Recently, a lot of interest has been raised by the generalization of conventional TIs/TSCs to so-called higher order TIs/TSCs. While a conventional d-dimensional TI/TSC exhibits (d − 1)-dimensional gapless boundary modes, a d-dimensional n-th order TI/TSC hosts gapless modes at its (d − n)-dimensional boundaries. In my talk, I will consider a Josephson junction bilayer consisting of two tunnel-coupled two-dimensional electron gas layers with Rashba spin-orbit interaction, proximitized by a top and bottom s-wave superconductor with phase difference φ close to π [1-3]. In the presence of a finite weak in-plane Zeeman field, the bilayer can be driven into a second order topological superconducting phase, hosting two Majorana corner states (MCSs). If φ=π, in a rectangular geometry, these zero-energy bound states are located at two opposite corners determined by the direction of the Zeeman field. If the phase difference φ deviates from π by a critical value, one of the two MCSs gets relocated to an adjacent corner. As the phase difference φ increases further, the system becomes trivially gapped. The obtained MCSs are robust against static and magnetic disorder.

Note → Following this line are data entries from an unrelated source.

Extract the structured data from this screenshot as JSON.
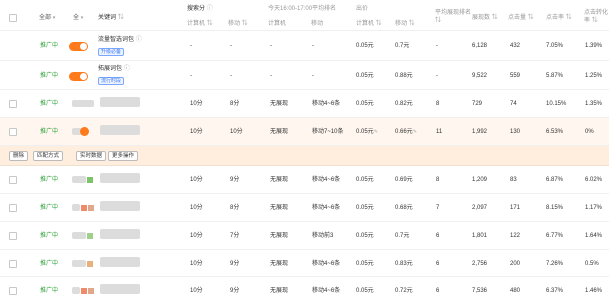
{
  "header": {
    "filter_all": "全部",
    "filter_all2": "全",
    "keyword": "关键词",
    "bid": "搜索分",
    "pc_rank": "计算机",
    "mobile_rank": "移动",
    "time_range": "今天16:00-17:00平均排名",
    "pc": "计算机",
    "mobile": "移动",
    "price": "出价",
    "price_pc": "计算机",
    "price_mobile": "移动",
    "avg_rank": "平均展现排名",
    "impressions": "展现数",
    "clicks": "点击量",
    "ctr": "点击率",
    "conv_rate": "点击转化率"
  },
  "package_rows": [
    {
      "status": "推广中",
      "name": "流量智选词包",
      "tag": "升级必备",
      "bid1": "-",
      "bid2": "-",
      "pc": "-",
      "mob": "-",
      "price_pc": "0.05元",
      "price_mob": "0.7元",
      "avg": "-",
      "imp": "6,128",
      "clk": "432",
      "ctr": "7.05%",
      "conv": "1.39%"
    },
    {
      "status": "推广中",
      "name": "拓展词包",
      "tag": "流行时段",
      "bid1": "-",
      "bid2": "-",
      "pc": "-",
      "mob": "-",
      "price_pc": "0.05元",
      "price_mob": "0.88元",
      "avg": "-",
      "imp": "9,522",
      "clk": "559",
      "ctr": "5.87%",
      "conv": "1.25%"
    }
  ],
  "keyword_rows": [
    {
      "status": "推广中",
      "bid1": "10分",
      "bid2": "8分",
      "pc": "无展现",
      "mob": "移动4~6条",
      "price_pc": "0.05元",
      "price_mob": "0.82元",
      "avg": "8",
      "imp": "729",
      "clk": "74",
      "ctr": "10.15%",
      "conv": "1.35%"
    },
    {
      "status": "推广中",
      "bid1": "10分",
      "bid2": "10分",
      "pc": "无展现",
      "mob": "移动7~10条",
      "price_pc": "0.05元",
      "price_mob": "0.66元",
      "avg": "11",
      "imp": "1,992",
      "clk": "130",
      "ctr": "6.53%",
      "conv": "0%"
    },
    {
      "status": "推广中",
      "bid1": "10分",
      "bid2": "9分",
      "pc": "无展现",
      "mob": "移动4~6条",
      "price_pc": "0.05元",
      "price_mob": "0.69元",
      "avg": "8",
      "imp": "1,209",
      "clk": "83",
      "ctr": "6.87%",
      "conv": "6.02%"
    },
    {
      "status": "推广中",
      "bid1": "10分",
      "bid2": "8分",
      "pc": "无展现",
      "mob": "移动4~6条",
      "price_pc": "0.05元",
      "price_mob": "0.68元",
      "avg": "7",
      "imp": "2,097",
      "clk": "171",
      "ctr": "8.15%",
      "conv": "1.17%"
    },
    {
      "status": "推广中",
      "bid1": "10分",
      "bid2": "7分",
      "pc": "无展现",
      "mob": "移动前3",
      "price_pc": "0.05元",
      "price_mob": "0.7元",
      "avg": "6",
      "imp": "1,801",
      "clk": "122",
      "ctr": "6.77%",
      "conv": "1.64%"
    },
    {
      "status": "推广中",
      "bid1": "10分",
      "bid2": "9分",
      "pc": "无展现",
      "mob": "移动4~6条",
      "price_pc": "0.05元",
      "price_mob": "0.83元",
      "avg": "6",
      "imp": "2,756",
      "clk": "200",
      "ctr": "7.26%",
      "conv": "0.5%"
    },
    {
      "status": "推广中",
      "bid1": "10分",
      "bid2": "9分",
      "pc": "无展现",
      "mob": "移动4~6条",
      "price_pc": "0.05元",
      "price_mob": "0.72元",
      "avg": "6",
      "imp": "7,536",
      "clk": "480",
      "ctr": "6.37%",
      "conv": "1.46%"
    }
  ],
  "actions": {
    "delete": "删除",
    "match": "匹配方式",
    "realtime": "实时数据",
    "more": "更多操作"
  },
  "colors": {
    "accent": "#ff7a1a",
    "status": "#2fa33a",
    "highlight": "#fff6ef"
  }
}
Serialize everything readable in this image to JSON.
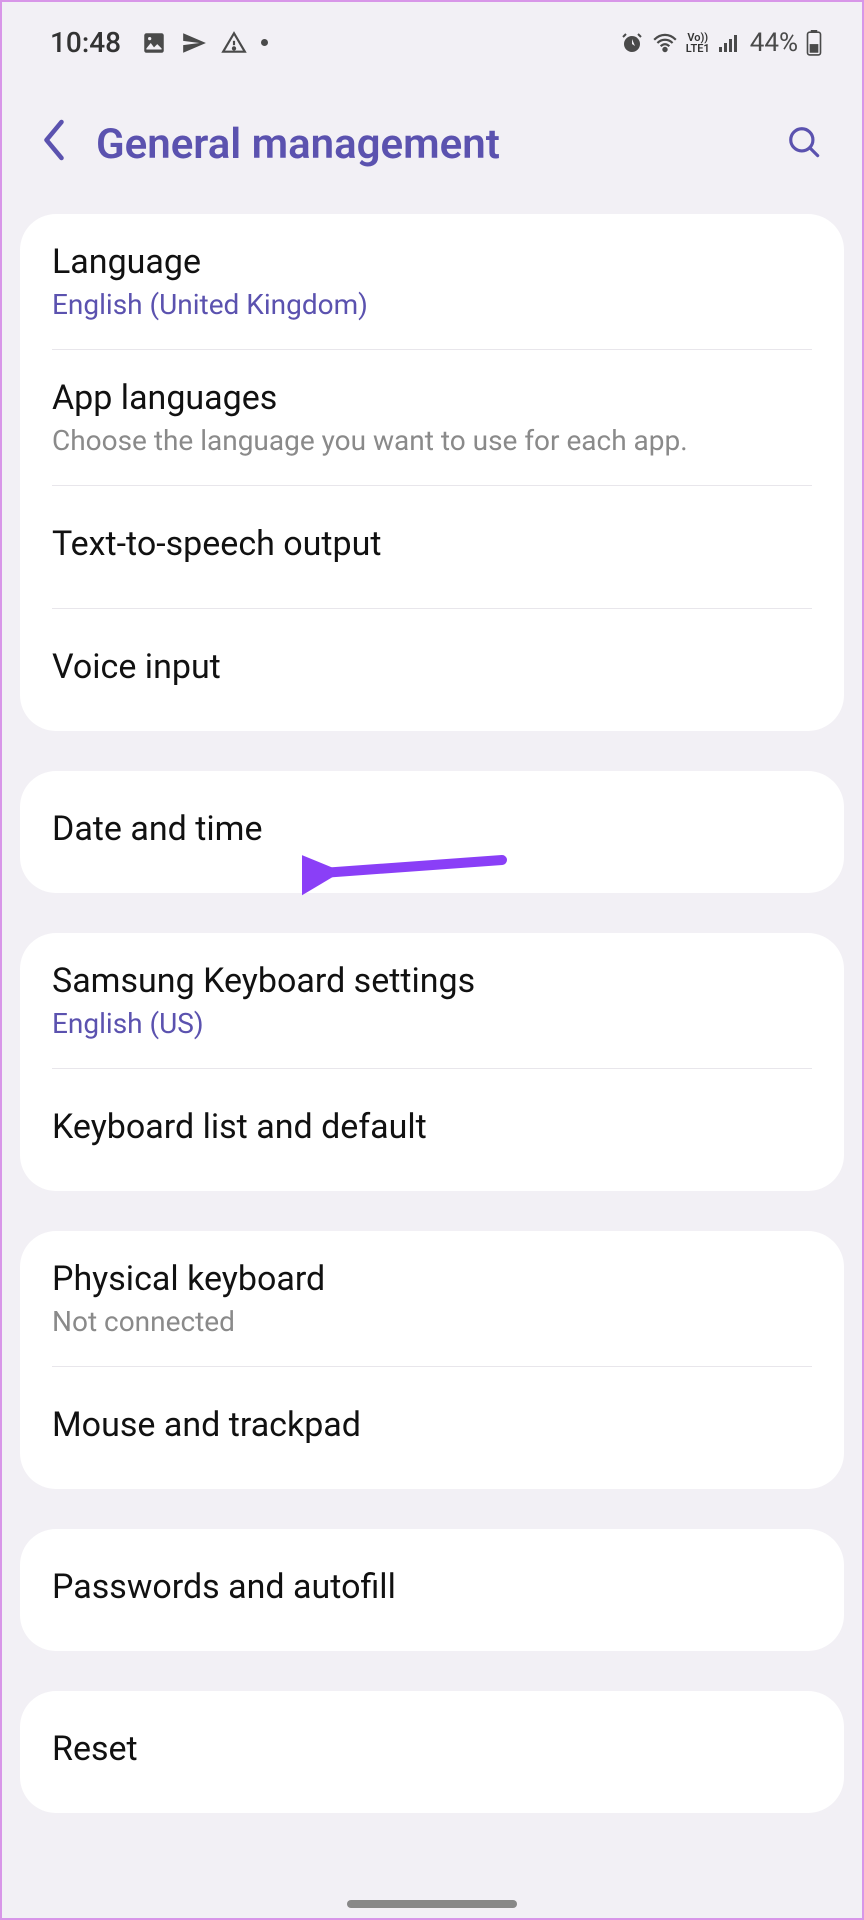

In the second part of my talk, I will switch from non-interacting systems [4,5], in which one neglects effects of strong electron-electron interactions, to interacting systems and, thus, to exotic fractional phases. I will show that this is indeed possible and explicitly construct a two-dimensional (2D) fractional second-order TSC. I will consider a system of weakly coupled Rashba nanowires in the strong spin-orbit interaction (SOI) regime. The nanowires are arranged into two tunnel-coupled layers proximitized by a top and bottom superconductor such that the superconducting phase difference between them is π. In such a system, strong electron- electron interactions can stabilize a helical topological superconducting phase hosting Kramers partners of Z_2m parafermion edge modes, where m is an odd integer determined by the position of the chemical potential. Furthermore, upon turning on a weak in-plane magnetic field, the system is driven into a second- order topological superconducting phase hosting zero-energy Z_2m parafermion bound states localized at two opposite corners of a rectangular sample.
References Y. Volpez, D. Loss, and J. Klinovaja, Phys. Rev. Lett. 122,126402 (2019)
 K. Plekhanov, M. Thakurathi, D. Loss, and J. Klinovaja, Phys. Rev. Research 1, 032013(R) (2019)
 K. Plekhanov, N. Müller, Y. Volpez, D. M. Kennes, H. Schoeller, D. Loss, and J. Klinovaja, arXiv:2008.03611
 K. Laubscher, D. Loss, and J. Klinovaja, Phys. Rev. Research 1, 032017(R) (2019)
 K. Laubscher, D. Loss, and J. Klinovaja, Phys. Rev. Research 2, 013330 (2020)